The reason is that when creating a Series
from a dask dataframe, the object is treated as a dict, since it's a dict-like, but then we check if the object is empty by calling bool()
on it, and dask raises. This is the behavior causing the issue:
>>> from pandas.core.dtypes.common import is_dict_like
>>> data = dask.dataframe.from_array(numpy.array([1, 2, 3]))
>>> is_dict_like(data)
True
>>> bool(data)
Traceback (most recent call last):
File "<stdin>", line 1, in <module>
File "/home/mgarcia/.miniforge3/envs/pandas-dev/lib/python3.10/site-packages/dask_expr/_collection.py", line 435, in __bool__
raise ValueError(
ValueError: The truth value of a Series is ambiguous. Use a.any() or a.all().
I personally don't understand this test much, creating a Series
from a DataFrame
seems a bit odd, what's the expected output, a Series where each element is another Series
?
This also seems to be failing when the dataframe is a pandas dataframe instead of a dask one, but we don't seem to have a test to check that it works:
>>> df = pandas.DataFrame({'col1': [1, 2], 'col2': [3, 4]})
>>> pandas.Series(df)
Traceback (most recent call last):
File "<stdin>", line 1, in <module>
File "/home/mgarcia/src/pandas/pandas/core/series.py", line 456, in __init__
data, index = self._init_dict(data, index, dtype)
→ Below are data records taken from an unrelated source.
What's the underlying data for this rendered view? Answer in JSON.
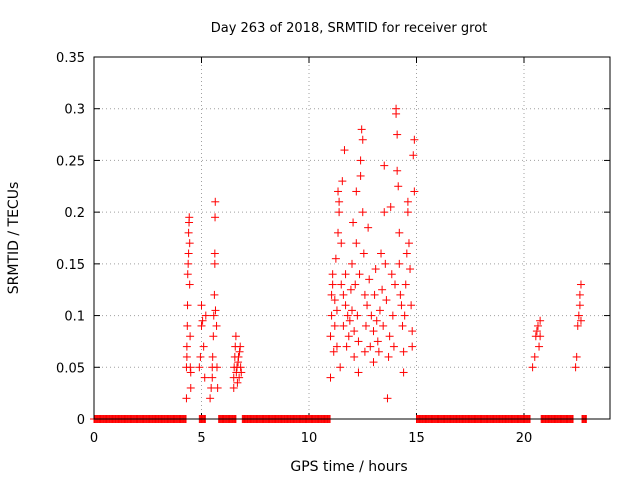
{
  "chart_data": {
    "type": "scatter",
    "title": "Day 263 of 2018, SRMTID for receiver grot",
    "xlabel": "GPS time / hours",
    "ylabel": "SRMTID / TECUs",
    "xlim": [
      0,
      24
    ],
    "ylim": [
      0,
      0.35
    ],
    "x_ticks": [
      0,
      5,
      10,
      15,
      20
    ],
    "x_tick_labels": [
      "0",
      "5",
      "10",
      "15",
      "20"
    ],
    "y_ticks": [
      0,
      0.05,
      0.1,
      0.15,
      0.2,
      0.25,
      0.3,
      0.35
    ],
    "y_tick_labels": [
      "0",
      "0.05",
      "0.1",
      "0.15",
      "0.2",
      "0.25",
      "0.3",
      "0.35"
    ],
    "grid": true,
    "marker": "+",
    "color": "#ff0000",
    "zero_baseline_ranges": [
      [
        0.0,
        4.3
      ],
      [
        4.9,
        5.2
      ],
      [
        5.8,
        6.6
      ],
      [
        6.9,
        11.0
      ],
      [
        15.0,
        20.3
      ],
      [
        20.8,
        22.3
      ],
      [
        22.7,
        22.9
      ]
    ],
    "series": [
      {
        "points": [
          [
            4.3,
            0.02
          ],
          [
            4.3,
            0.05
          ],
          [
            4.32,
            0.06
          ],
          [
            4.32,
            0.07
          ],
          [
            4.34,
            0.09
          ],
          [
            4.35,
            0.11
          ],
          [
            4.36,
            0.14
          ],
          [
            4.38,
            0.15
          ],
          [
            4.4,
            0.16
          ],
          [
            4.4,
            0.18
          ],
          [
            4.42,
            0.19
          ],
          [
            4.43,
            0.195
          ],
          [
            4.45,
            0.17
          ],
          [
            4.45,
            0.13
          ],
          [
            4.47,
            0.08
          ],
          [
            4.48,
            0.05
          ],
          [
            4.5,
            0.03
          ],
          [
            4.5,
            0.045
          ],
          [
            4.9,
            0.05
          ],
          [
            4.95,
            0.06
          ],
          [
            5.0,
            0.09
          ],
          [
            5.0,
            0.11
          ],
          [
            5.05,
            0.095
          ],
          [
            5.1,
            0.07
          ],
          [
            5.15,
            0.04
          ],
          [
            5.2,
            0.1
          ],
          [
            5.4,
            0.02
          ],
          [
            5.45,
            0.03
          ],
          [
            5.5,
            0.04
          ],
          [
            5.5,
            0.05
          ],
          [
            5.52,
            0.06
          ],
          [
            5.55,
            0.08
          ],
          [
            5.57,
            0.1
          ],
          [
            5.6,
            0.12
          ],
          [
            5.62,
            0.15
          ],
          [
            5.62,
            0.16
          ],
          [
            5.63,
            0.195
          ],
          [
            5.64,
            0.21
          ],
          [
            5.65,
            0.105
          ],
          [
            5.7,
            0.09
          ],
          [
            5.72,
            0.05
          ],
          [
            5.75,
            0.03
          ],
          [
            6.5,
            0.03
          ],
          [
            6.5,
            0.04
          ],
          [
            6.52,
            0.05
          ],
          [
            6.55,
            0.06
          ],
          [
            6.57,
            0.07
          ],
          [
            6.6,
            0.08
          ],
          [
            6.62,
            0.045
          ],
          [
            6.65,
            0.05
          ],
          [
            6.67,
            0.035
          ],
          [
            6.7,
            0.055
          ],
          [
            6.72,
            0.06
          ],
          [
            6.75,
            0.04
          ],
          [
            6.77,
            0.065
          ],
          [
            6.8,
            0.07
          ],
          [
            6.82,
            0.05
          ],
          [
            6.85,
            0.045
          ],
          [
            11.0,
            0.04
          ],
          [
            11.0,
            0.08
          ],
          [
            11.05,
            0.1
          ],
          [
            11.05,
            0.12
          ],
          [
            11.1,
            0.13
          ],
          [
            11.1,
            0.14
          ],
          [
            11.15,
            0.065
          ],
          [
            11.2,
            0.09
          ],
          [
            11.2,
            0.115
          ],
          [
            11.25,
            0.155
          ],
          [
            11.3,
            0.07
          ],
          [
            11.3,
            0.105
          ],
          [
            11.35,
            0.18
          ],
          [
            11.35,
            0.22
          ],
          [
            11.4,
            0.21
          ],
          [
            11.4,
            0.2
          ],
          [
            11.45,
            0.05
          ],
          [
            11.5,
            0.13
          ],
          [
            11.5,
            0.17
          ],
          [
            11.55,
            0.23
          ],
          [
            11.6,
            0.12
          ],
          [
            11.6,
            0.09
          ],
          [
            11.65,
            0.26
          ],
          [
            11.7,
            0.14
          ],
          [
            11.7,
            0.11
          ],
          [
            11.75,
            0.07
          ],
          [
            11.8,
            0.1
          ],
          [
            11.85,
            0.08
          ],
          [
            11.9,
            0.095
          ],
          [
            11.95,
            0.125
          ],
          [
            12.0,
            0.15
          ],
          [
            12.0,
            0.105
          ],
          [
            12.05,
            0.19
          ],
          [
            12.1,
            0.085
          ],
          [
            12.1,
            0.06
          ],
          [
            12.15,
            0.13
          ],
          [
            12.2,
            0.22
          ],
          [
            12.2,
            0.17
          ],
          [
            12.25,
            0.1
          ],
          [
            12.3,
            0.075
          ],
          [
            12.3,
            0.045
          ],
          [
            12.35,
            0.14
          ],
          [
            12.4,
            0.235
          ],
          [
            12.4,
            0.25
          ],
          [
            12.45,
            0.28
          ],
          [
            12.5,
            0.27
          ],
          [
            12.5,
            0.2
          ],
          [
            12.55,
            0.16
          ],
          [
            12.6,
            0.12
          ],
          [
            12.6,
            0.065
          ],
          [
            12.65,
            0.09
          ],
          [
            12.7,
            0.11
          ],
          [
            12.75,
            0.185
          ],
          [
            12.8,
            0.135
          ],
          [
            12.85,
            0.07
          ],
          [
            12.9,
            0.1
          ],
          [
            13.0,
            0.055
          ],
          [
            13.0,
            0.085
          ],
          [
            13.05,
            0.12
          ],
          [
            13.1,
            0.145
          ],
          [
            13.15,
            0.095
          ],
          [
            13.2,
            0.075
          ],
          [
            13.25,
            0.065
          ],
          [
            13.3,
            0.105
          ],
          [
            13.35,
            0.16
          ],
          [
            13.4,
            0.125
          ],
          [
            13.45,
            0.09
          ],
          [
            13.5,
            0.2
          ],
          [
            13.5,
            0.245
          ],
          [
            13.55,
            0.15
          ],
          [
            13.6,
            0.115
          ],
          [
            13.65,
            0.02
          ],
          [
            13.7,
            0.06
          ],
          [
            13.75,
            0.08
          ],
          [
            13.8,
            0.205
          ],
          [
            13.85,
            0.14
          ],
          [
            13.9,
            0.1
          ],
          [
            13.95,
            0.07
          ],
          [
            14.0,
            0.13
          ],
          [
            14.05,
            0.3
          ],
          [
            14.05,
            0.295
          ],
          [
            14.1,
            0.275
          ],
          [
            14.1,
            0.24
          ],
          [
            14.15,
            0.225
          ],
          [
            14.2,
            0.18
          ],
          [
            14.2,
            0.15
          ],
          [
            14.25,
            0.12
          ],
          [
            14.3,
            0.11
          ],
          [
            14.35,
            0.09
          ],
          [
            14.4,
            0.045
          ],
          [
            14.4,
            0.065
          ],
          [
            14.45,
            0.1
          ],
          [
            14.5,
            0.13
          ],
          [
            14.55,
            0.16
          ],
          [
            14.6,
            0.2
          ],
          [
            14.6,
            0.21
          ],
          [
            14.65,
            0.17
          ],
          [
            14.7,
            0.145
          ],
          [
            14.75,
            0.11
          ],
          [
            14.8,
            0.085
          ],
          [
            14.8,
            0.07
          ],
          [
            14.85,
            0.255
          ],
          [
            14.9,
            0.27
          ],
          [
            14.9,
            0.22
          ],
          [
            20.4,
            0.05
          ],
          [
            20.5,
            0.06
          ],
          [
            20.55,
            0.08
          ],
          [
            20.6,
            0.085
          ],
          [
            20.65,
            0.09
          ],
          [
            20.7,
            0.07
          ],
          [
            20.75,
            0.08
          ],
          [
            20.75,
            0.095
          ],
          [
            22.4,
            0.05
          ],
          [
            22.45,
            0.06
          ],
          [
            22.5,
            0.09
          ],
          [
            22.55,
            0.1
          ],
          [
            22.6,
            0.11
          ],
          [
            22.6,
            0.12
          ],
          [
            22.65,
            0.13
          ],
          [
            22.65,
            0.095
          ]
        ]
      }
    ]
  }
}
File "/home/mgarcia/src/pandas/pandas/core/series.py", line 546, in _init_dict
if data:
File "/home/mgarcia/src/pandas/pandas/core/generic.py", line 1482, in __nonzero__
raise ValueError(
ValueError: The truth value of a DataFrame is ambiguous. Use a.empty, a.bool(), a.item(), a.any() or a.all().
Any objection to just get rid of the test @mroeschke @phofl ?